ELEZIONI REGIONALI Dal voto popolare, una spinta per cambiare il Paese
DAL VOTO POPOLARE DEL 28 MARZO
per il rinnovo dei Governi regionali può arrivare una nuova spinta verso il cambiamento di cui il Paese ha urgente bisogno.
Tutti gli indicatori sulla situazione italiana, sul versante economico, sociale, culturale, sullo stato di salute delle stesse istituzioni democratiche, ci restituiscono la fotografia di un Paese in forte difficoltà. La crisi economica globale ha prodotto in Italia effetti devastanti, in un contesto già condizionato da vecchi squilibri territoriali e sociali, ma anche segnato da una grave crisi culturale. Al peggioramento delle condizioni di vita di tanta parte della popolazione si accompagnano un crescente senso di precarietà e di incertezza, lo sgretolamento dei legami di comunità, il montare di tensioni e conflitti che rischiano di alimentare nuove forme di intolleranza e minare la tenuta della coesione sociale.

La società italiana fa sempre più fatica a fare sistema fra le sue componenti e riconoscersi in un progetto comune, sembra non avere la forza di agire gli spazi democratici ed apre varchi pericolosi al populismo autoritario con cui la destra sta demolendo il principio costituzionale della cittadinanza come insieme di diritti
sociali, civili e politici. L'attacco ai diritti e alle basi universalistiche del welfare si accompagna alla mortificazione del ruolo del Parlamento, all'azzeramento della concertazione e del dialogo sociale, al varo di leggi che minano l'equilibrio fra i poteri dello Stato.

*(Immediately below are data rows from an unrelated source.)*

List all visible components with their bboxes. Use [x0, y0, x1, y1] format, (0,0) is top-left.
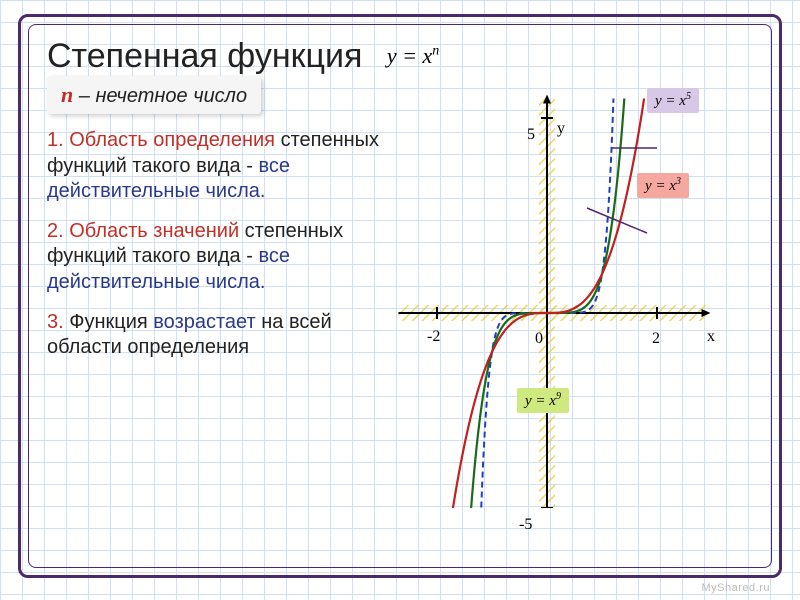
axis-tick-label: -2	[427, 328, 440, 346]
property-item: 3. Функция возрастает на всей области оп…	[47, 310, 387, 361]
subtitle-box: n – нечетное число	[47, 76, 261, 114]
chart-column: y = x5y = x3y = x9-2025-5yx	[397, 128, 753, 375]
axis-tick-label: y	[557, 120, 565, 138]
equation-label: y = x3	[637, 173, 689, 198]
axis-tick-label: 2	[652, 330, 660, 348]
property-item: 2. Область значений степенных функций та…	[47, 219, 387, 296]
page-title: Степенная функция	[47, 37, 362, 75]
text-column: 1. Область определения степенных функций…	[47, 128, 387, 375]
subtitle-n: n	[61, 82, 73, 107]
axis-tick-label: x	[707, 328, 715, 346]
axis-tick-label: 5	[527, 126, 535, 144]
equation-label: y = x5	[647, 88, 699, 113]
property-item: 1. Область определения степенных функций…	[47, 128, 387, 205]
axis-tick-label: 0	[535, 330, 543, 348]
content-wrap: 1. Область определения степенных функций…	[47, 128, 753, 375]
power-function-chart	[387, 78, 747, 508]
watermark: MyShared.ru	[702, 582, 770, 594]
title-row: Степенная функция y = xn	[47, 37, 753, 76]
axis-tick-label: -5	[519, 516, 532, 534]
equation-label: y = x9	[517, 388, 569, 413]
subtitle-rest: – нечетное число	[73, 85, 247, 107]
main-formula: y = xn	[387, 43, 439, 69]
inner-frame: Степенная функция y = xn n – нечетное чи…	[28, 24, 772, 568]
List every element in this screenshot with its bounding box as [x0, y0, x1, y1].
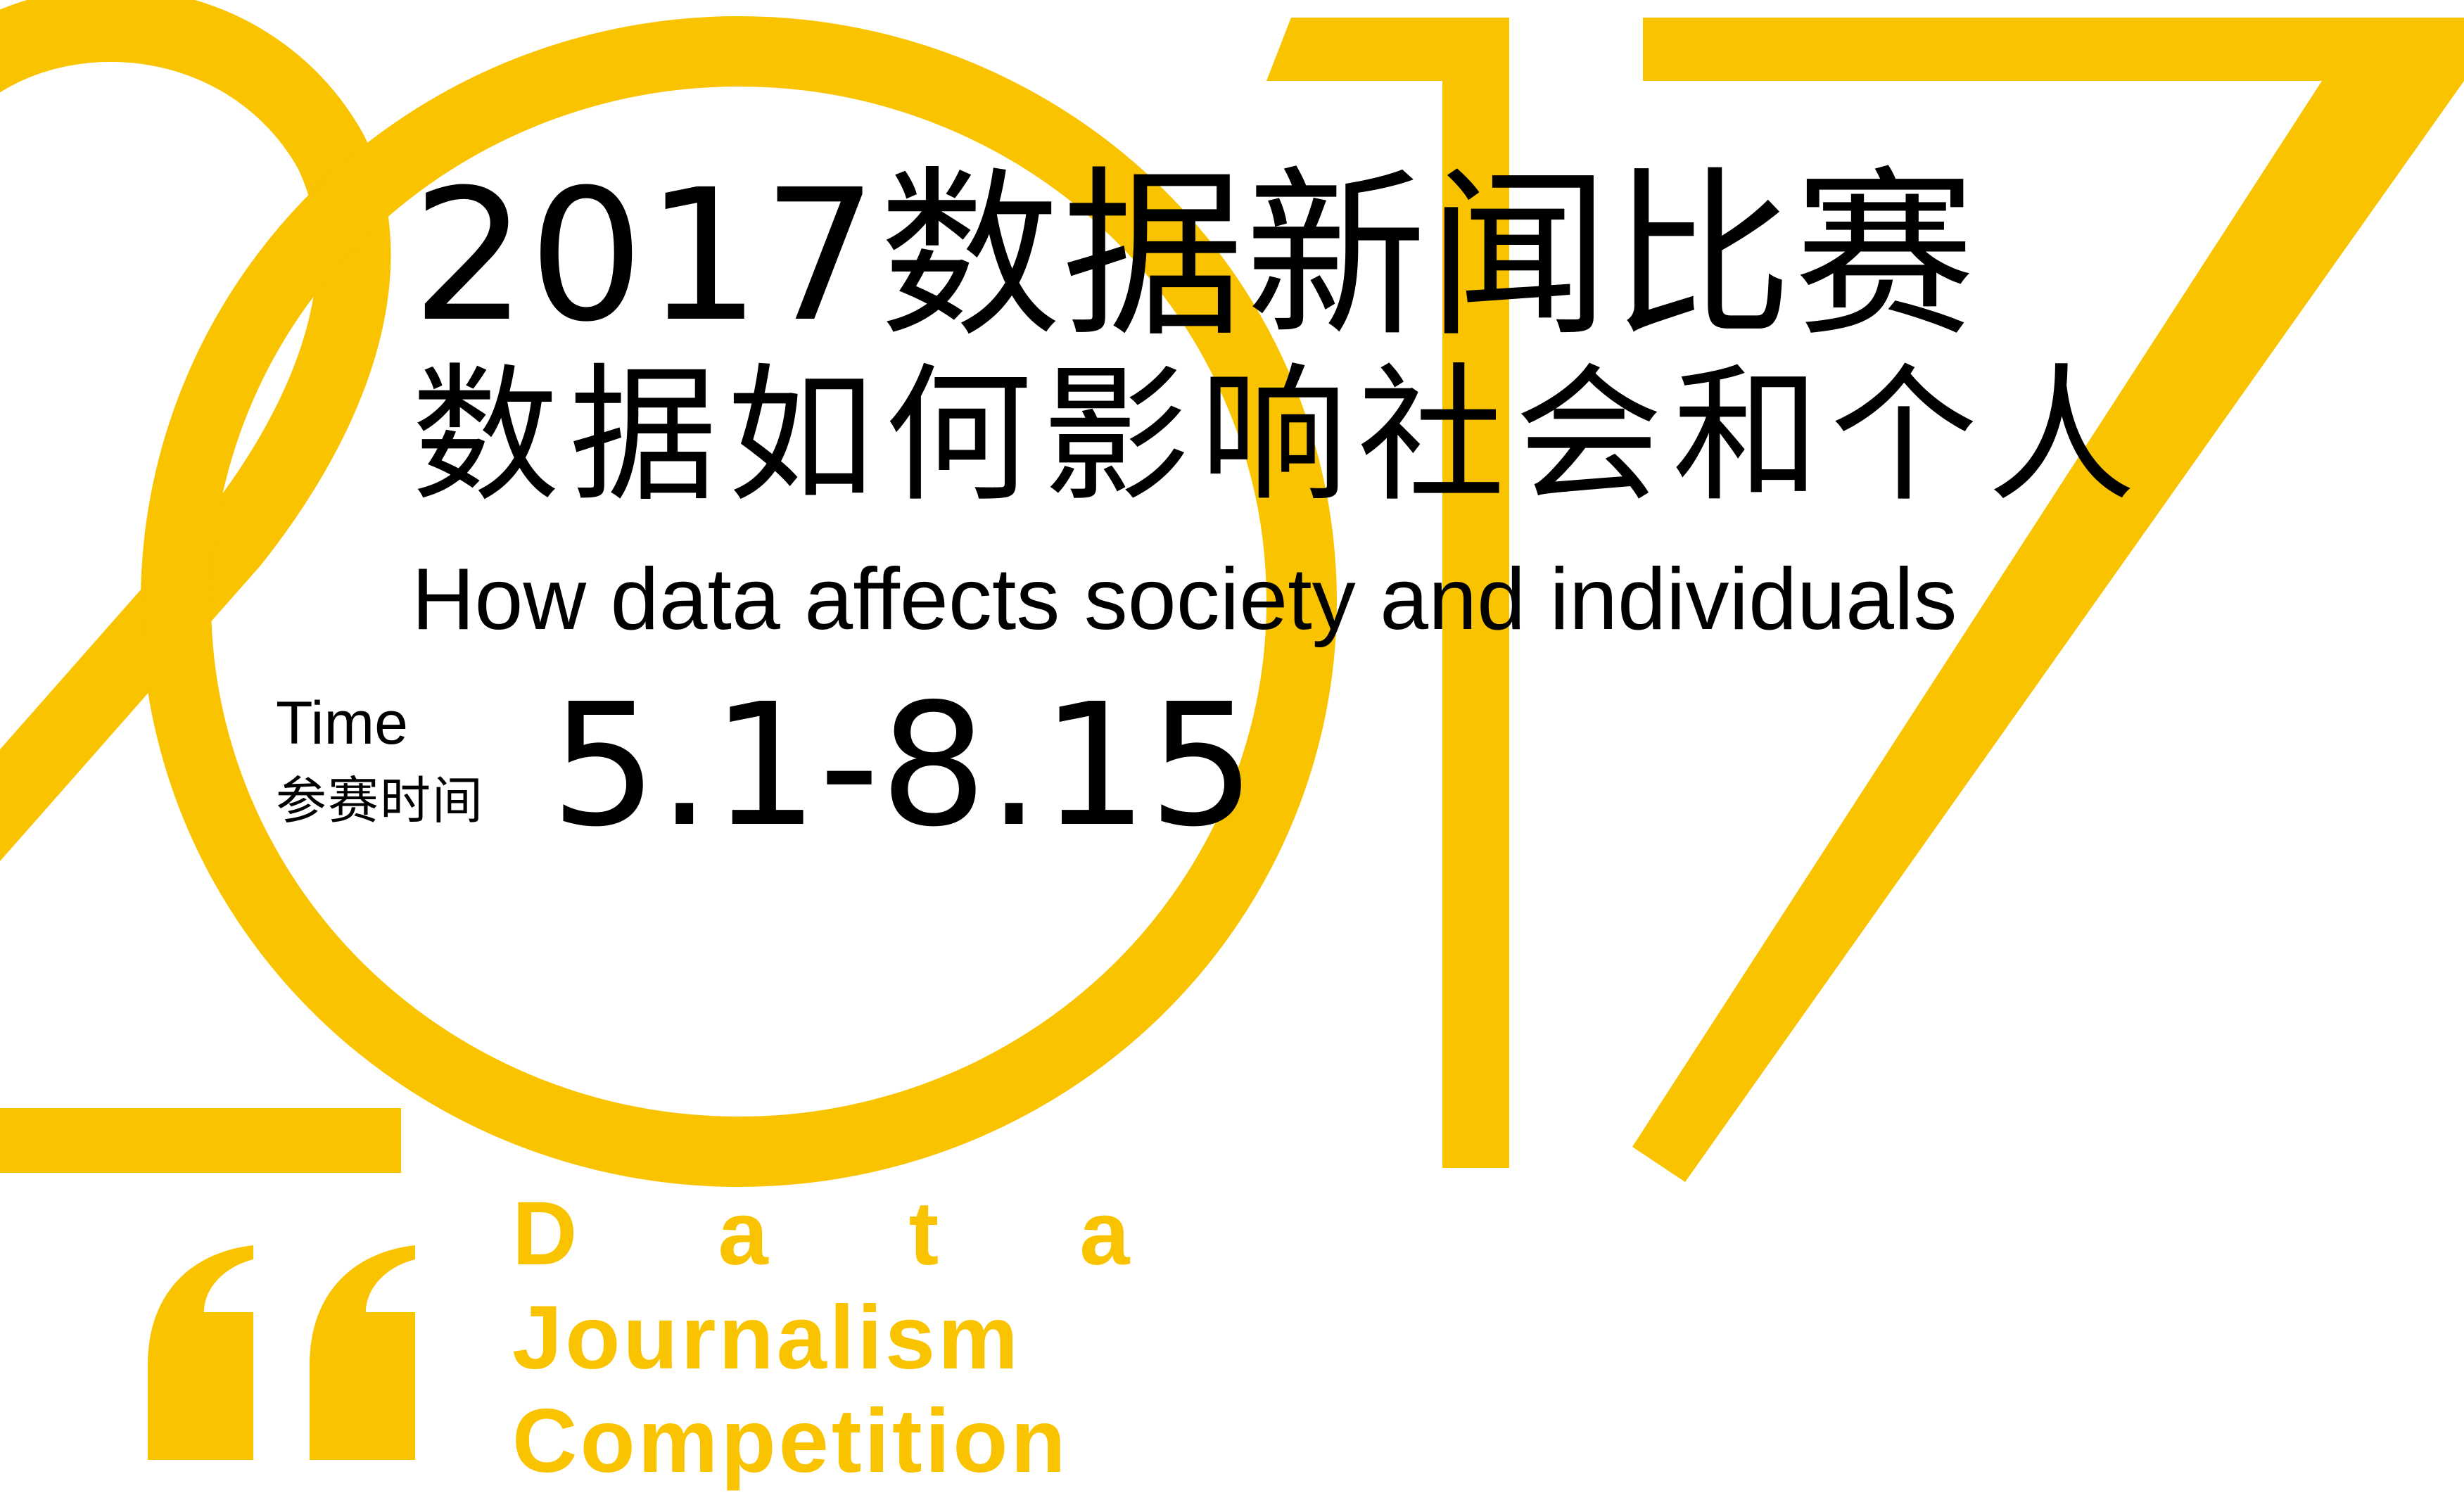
- english-word-journalism: Journalism: [512, 1288, 1021, 1388]
- subtitle-english: How data affects society and individuals: [412, 551, 1957, 648]
- english-word-competition: Competition: [512, 1391, 1069, 1492]
- english-word-data: Data: [512, 1183, 1271, 1284]
- page-title: 2017数据新闻比赛: [412, 151, 1977, 362]
- digit-zero-ring: [141, 16, 1337, 1187]
- subtitle-chinese: 数据如何影响社会和个人: [412, 350, 2146, 522]
- digit-one-flag: [1266, 18, 1442, 81]
- digit-two-base: [0, 1108, 401, 1173]
- digit-one-bar: [1442, 18, 1509, 1168]
- left-double-quote-icon: [148, 1245, 415, 1460]
- digit-two-arc: [0, 0, 391, 862]
- time-label-english: Time: [276, 689, 408, 757]
- time-label-chinese: 参赛时间: [276, 771, 485, 830]
- digit-seven-shape: [1632, 18, 2464, 1182]
- competition-date-range: 5.1-8.15: [550, 667, 1256, 864]
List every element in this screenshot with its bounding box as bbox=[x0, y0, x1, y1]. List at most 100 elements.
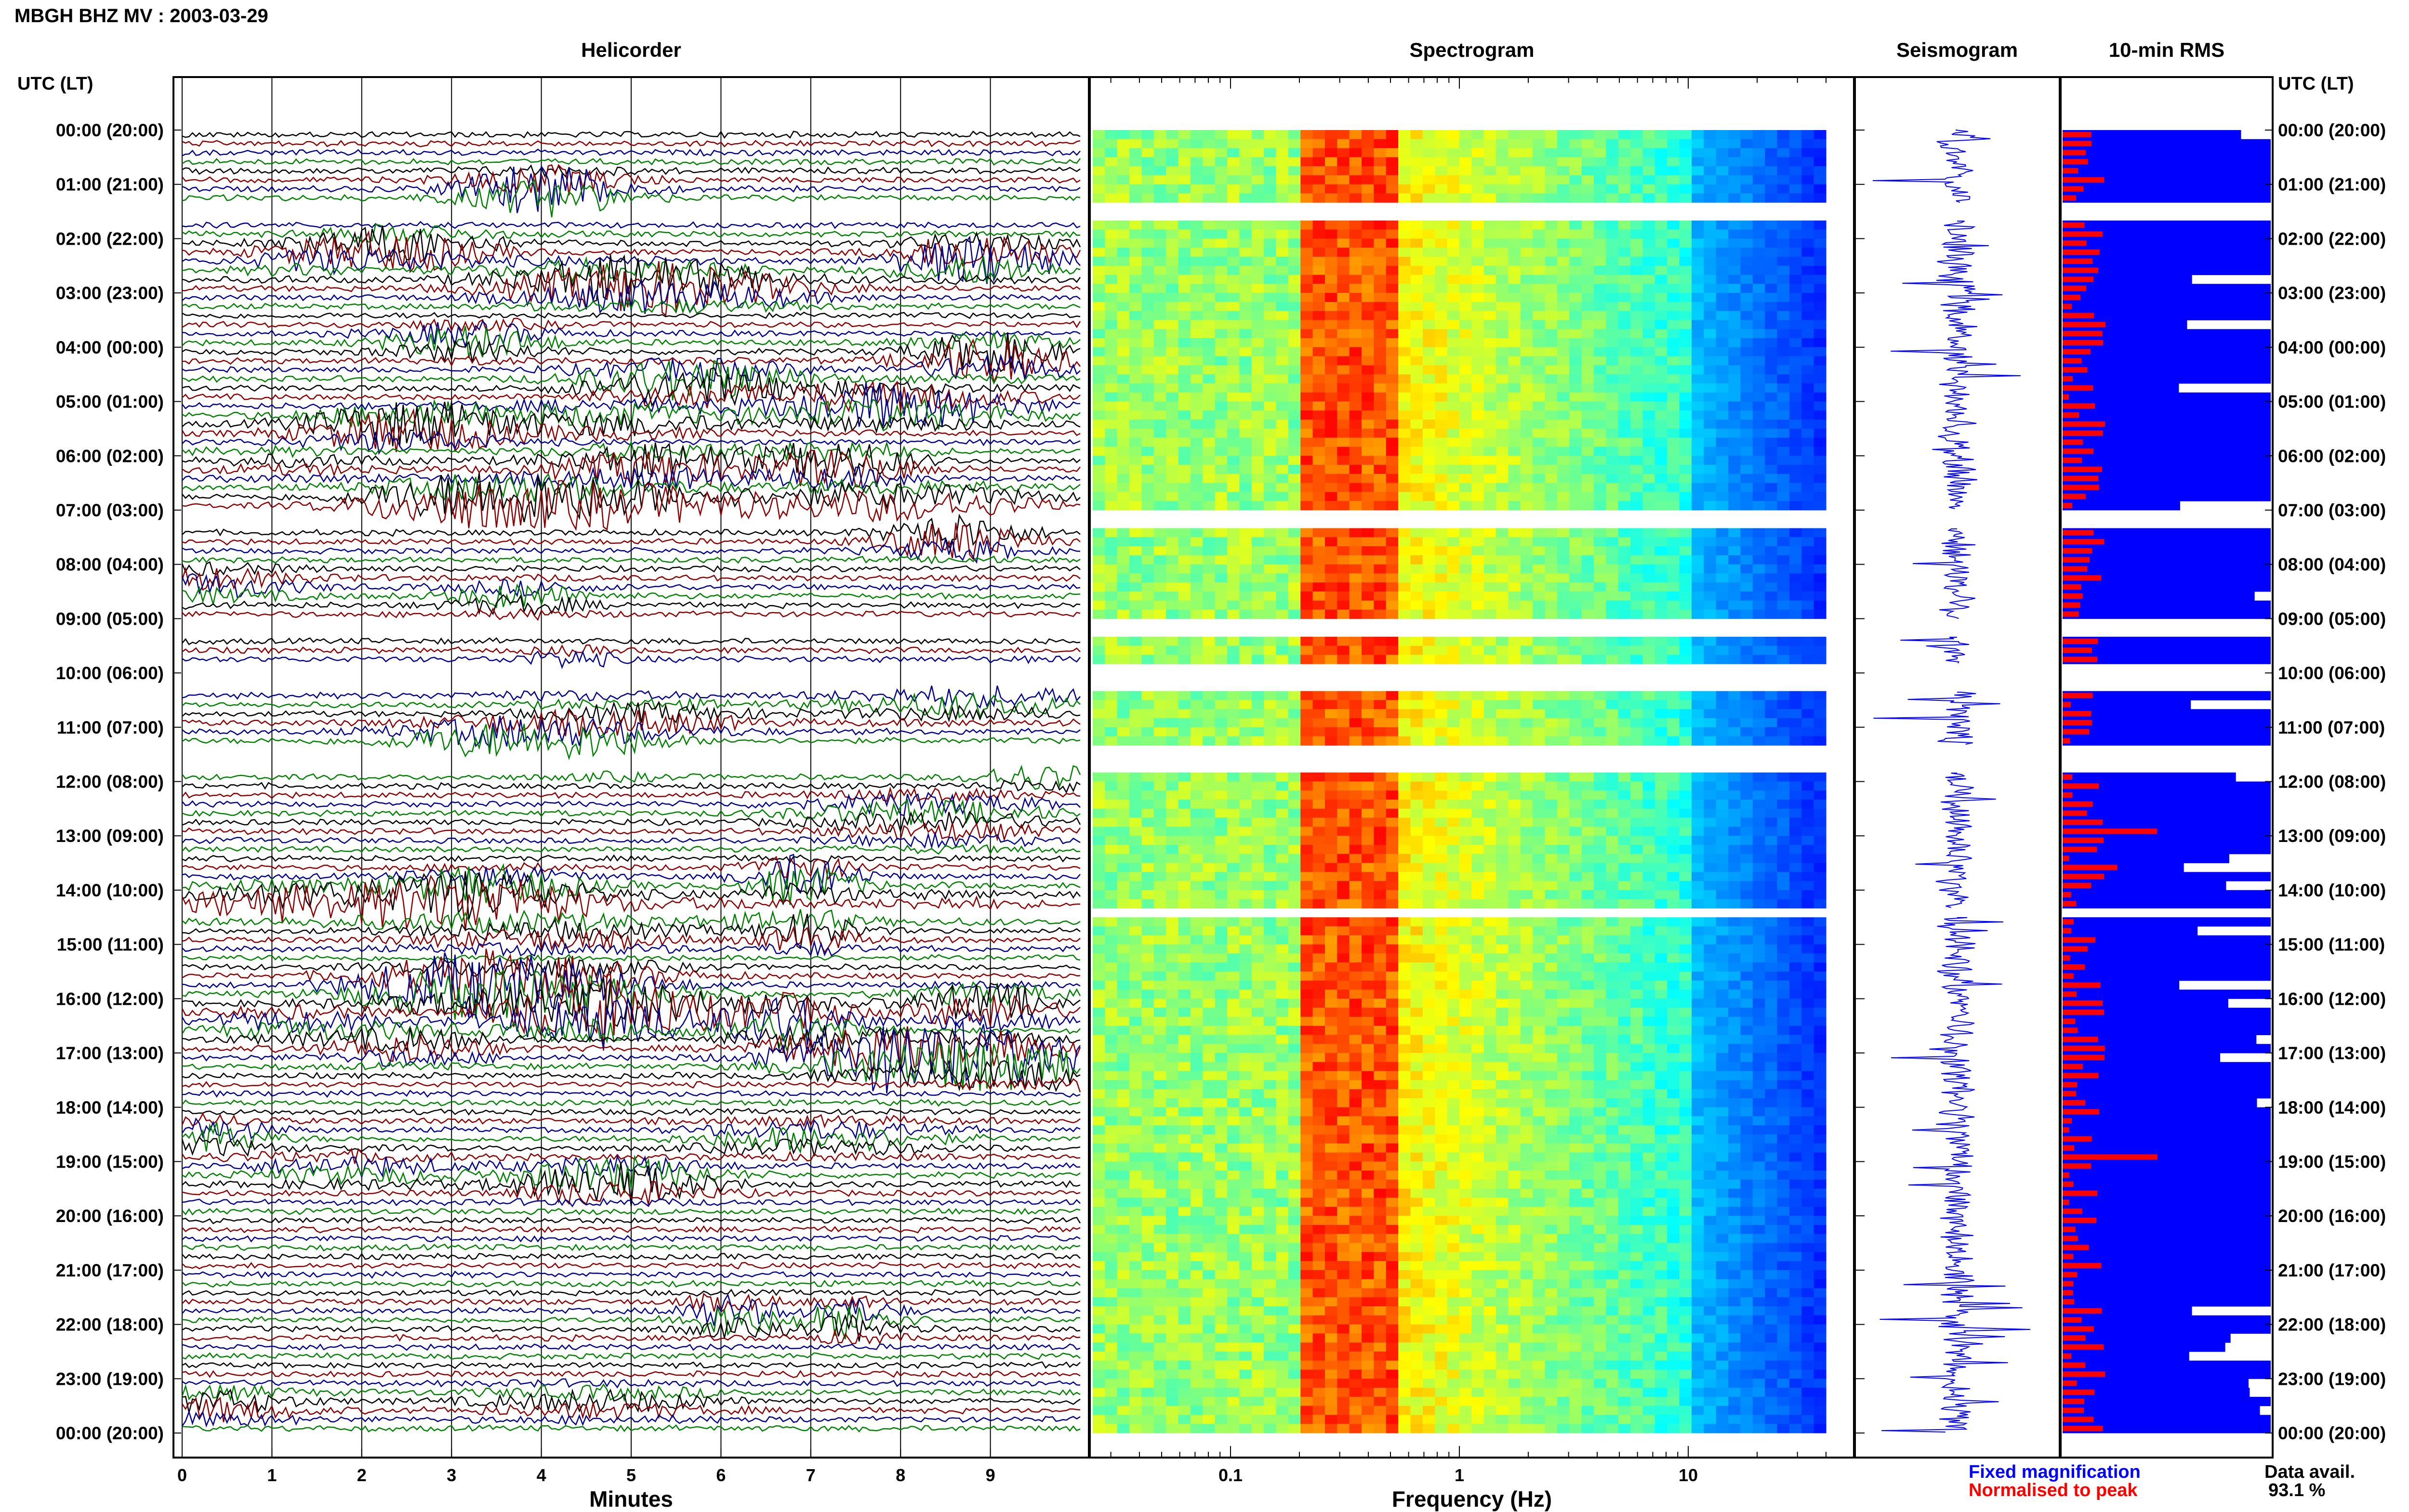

Tutto questo nell'ambito di un confronto politico che appare sempre più asfittico e distante dai problemi reali del paese.

In questa situazione, la prossima scadenza elettorale può essere un'occasione per mettere in moto le energie sociali, culturali ed economiche di cui il Paese è ricco, perché contribuiscano alla realizzazione di politiche di pubblica utilità nel governo dei territori. Noi crediamo che la dimensione regionale possa essere lo spazio
per dare direzione e progetto al cambiamento necessario. Comunità solidali e coese, istituzioni attive nel promuovere un modello di sviluppo sostenibile e favorire la sussidiarietà positiva con i corpi intermedi della società, sono la premessa indispensabile per evitare la frammentazione del Paese e aprire una nuova stagione
di rilancio del sistema Italia.


Abbiamo bisogno di Regioni più forti e intelligenti, di un federalismo virtuoso e non squilibrato che le metta in condizione di agire positivamente e sinergicamente. Abbiamo bisogno di ridare centralità all'azione pubblica, ad uno spazio pubblico che non si esaurisca nella pubblica amministrazione, ma sia l'ambito in cui esprimere l'azione collettiva dei cittadini in nome dell'interesse generale, dei beni comuni, dell'universalismo dei diritti, della tutela dell'ambiente.

L'Arci, forte del capillare insediamento sociale della sua rete di esperienze associative, intende partecipare attivamente al rilancio dello spazio pubblico e del sistema di welfare nei territori, contribuendo alla costruzione di nuove comunità partecipate e solidali, fondate sui valori della pace e dei diritti umani, capaci di perseguire
il benessere dei cittadini e la difesa dei soggetti più deboli.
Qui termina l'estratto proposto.